When she finally catches up with the faeries fast pace, she learns that she or her cousin must be the sacrifice to an evil ancient creature known as Crom Cruac, the Great Worm, supposedly the serpent from the Garden of Eden. Her cousin voluntarily chooses to be the sacrifice, upsetting Gwen and the King of Faeries, who has fallen in love with her. In the end, with the help of many friends, Findabhair decides not to be sacrificed, but to be the first person to fight the serpent. With their friends by their sides, Findabhair and Gwen attack the serpent after being equipped for battle by the Land of Light, but after a while Findabhair gets blasted with poison from the serpent and falls unconscious with her life on the edge. The King of Faeries, in a desperate act of love, gives himself up as the sacrifice. He is greatly mourned, and Midir becomes king. The friends decide to meet again in a year.

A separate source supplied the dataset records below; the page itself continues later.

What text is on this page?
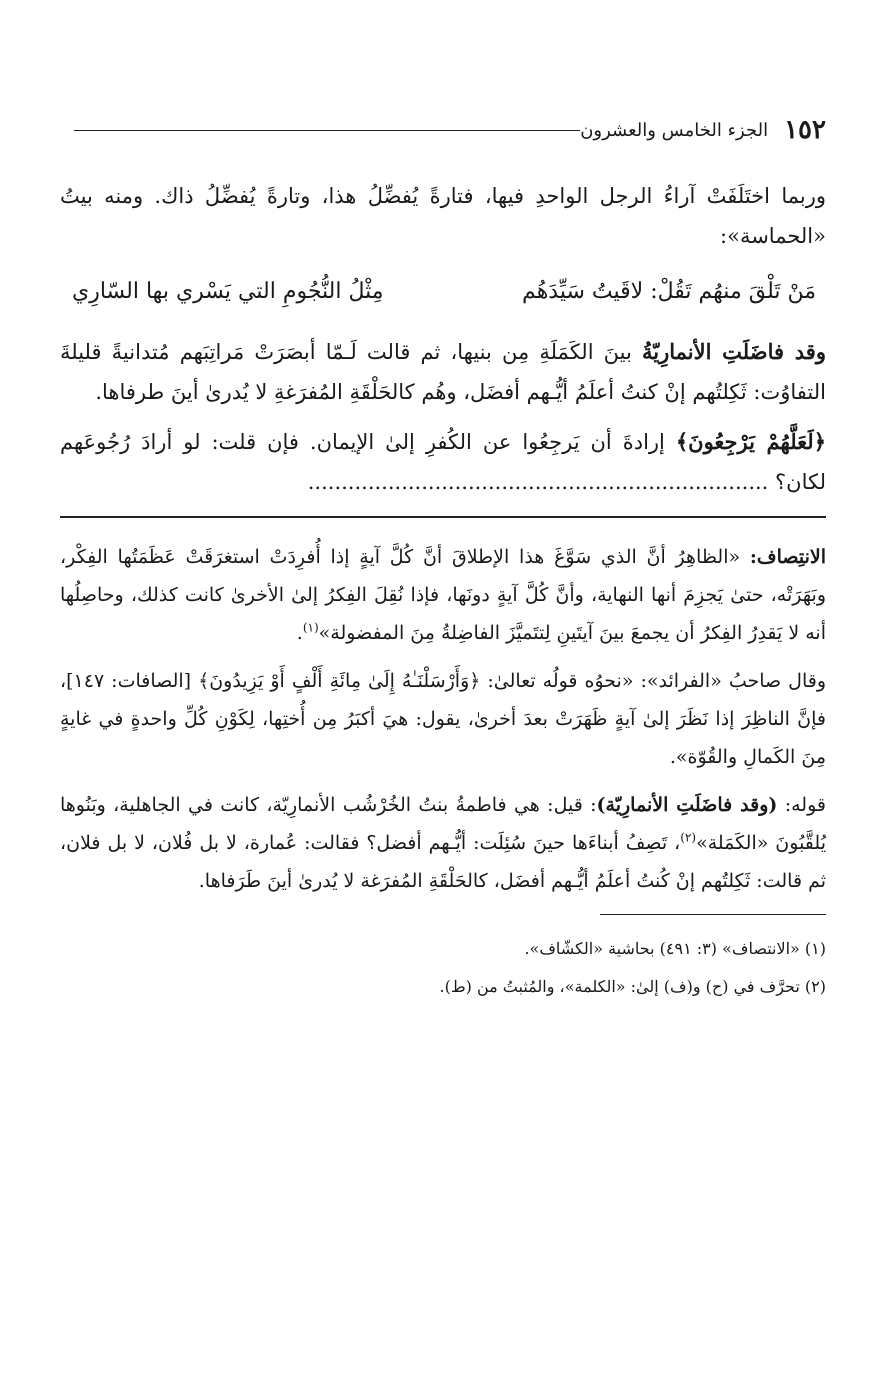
١٥٢
الجزء الخامس والعشرون

وربما اختَلَفَتْ آراءُ الرجل الواحدِ فيها، فتارةً يُفضِّلُ هذا، وتارةً يُفضِّلُ ذاك. ومنه بيتُ «الحماسة»:

مَنْ تَلْقَ منهُم تَقُلْ: لاقَيتُ سَيِّدَهُم
مِثْلُ النُّجُومِ التي يَسْري بها السّارِي

وقد فاضَلَتِ الأنمارِيّةُ بينَ الكَمَلَةِ مِن بنيها، ثم قالت لَـمّا أبصَرَتْ مَراتِبَهم مُتدانيةً قليلةَ التفاوُت: ثَكِلتُهم إنْ كنتُ أعلَمُ أيُّـهم أفضَل، وهُم كالحَلْقَةِ المُفرَغةِ لا يُدرىٰ أينَ طرفاها.

﴿لَعَلَّهُمْ يَرْجِعُونَ﴾ إرادةَ أن يَرجِعُوا عن الكُفرِ إلىٰ الإيمان. فإن قلت: لو أرادَ رُجُوعَهم لكان؟ .....................................................................

الانتِصاف: «الظاهِرُ أنَّ الذي سَوَّغَ هذا الإطلاقَ أنَّ كُلَّ آيةٍ إذا أُفرِدَتْ استغرَقَتْ عَظَمَتُها الفِكْر، وبَهَرَتْه، حتىٰ يَجزِمَ أنها النهاية، وأنَّ كُلَّ آيةٍ دونَها، فإذا نُقِلَ الفِكرُ إلىٰ الأخرىٰ كانت كذلك، وحاصِلُها أنه لا يَقدِرُ الفِكرُ أن يجمعَ بينَ آيتَينِ لِتتَميَّزَ الفاضِلةُ مِنَ المفضولة»$^{(١)}$.

وقال صاحبُ «الفرائد»: «نحوُه قولُه تعالىٰ: ﴿وَأَرْسَلْنَـٰهُ إِلَىٰ مِائَةِ أَلْفٍ أَوْ يَزِيدُونَ﴾ [الصافات: ١٤٧]، فإنَّ الناظِرَ إذا نَظَرَ إلىٰ آيةٍ ظَهَرَتْ بعدَ أخرىٰ، يقول: هيَ أكبَرُ مِن أُختِها، لِكَوْنِ كُلِّ واحدةٍ في غايةٍ مِنَ الكَمالِ والقُوّة».

قوله: (وقد فاضَلَتِ الأنمارِيّة): قيل: هي فاطمةُ بنتُ الخُرْشُب الأنمارِيّة، كانت في الجاهلية، وبَنُوها يُلقَّبُونَ «الكَمَلة»$^{(٢)}$، تَصِفُ أبناءَها حينَ سُئِلَت: أيُّـهم أفضل؟ فقالت: عُمارة، لا بل فُلان، لا بل فلان، ثم قالت: ثَكِلتُهم إنْ كُنتُ أعلَمُ أيُّـهم أفضَل، كالحَلْقَةِ المُفرَغة لا يُدرىٰ أينَ طَرَفاها.

(١) «الانتصاف» (٣: ٤٩١) بحاشية «الكشّاف».

(٢) تحرَّف في (ح) و(ف) إلىٰ: «الكلمة»، والمُثبتُ من (ط).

After a year, they meet again at Island Island and reminisce. Then they suddenly hear music. As they search for the source of the music, they find the king, alive. The worm had only taken his immortality instead of killing him, and now the faerie was mortal and without memory. They understand that it's going to be hard for the king, because of his loss. But overjoyed as they are, they promise to explain everything to him.

== Reception ==
In its review Kirkus Reviews praised the novel's richly drawn backdrop of Ireland and described the story as a strong opening to the series, noting its blend of magic, adventure, and personal stakes as the protagonist pursues her cousin into the realm of faerie.

== Cultural references ==

"The Hunter's Moon" contains numerous literary and culture references. There are two editions of the novel which include different references. The newer edition includes:
- "The Rocky Road to Dublin" by Dropkick Murphys
- "Something wicked this way comes" from Macbeth.
- Irish tourist attractions such as the Hill of Tara.
- The Lord of the Rings posters which hang on Findabhair's walls.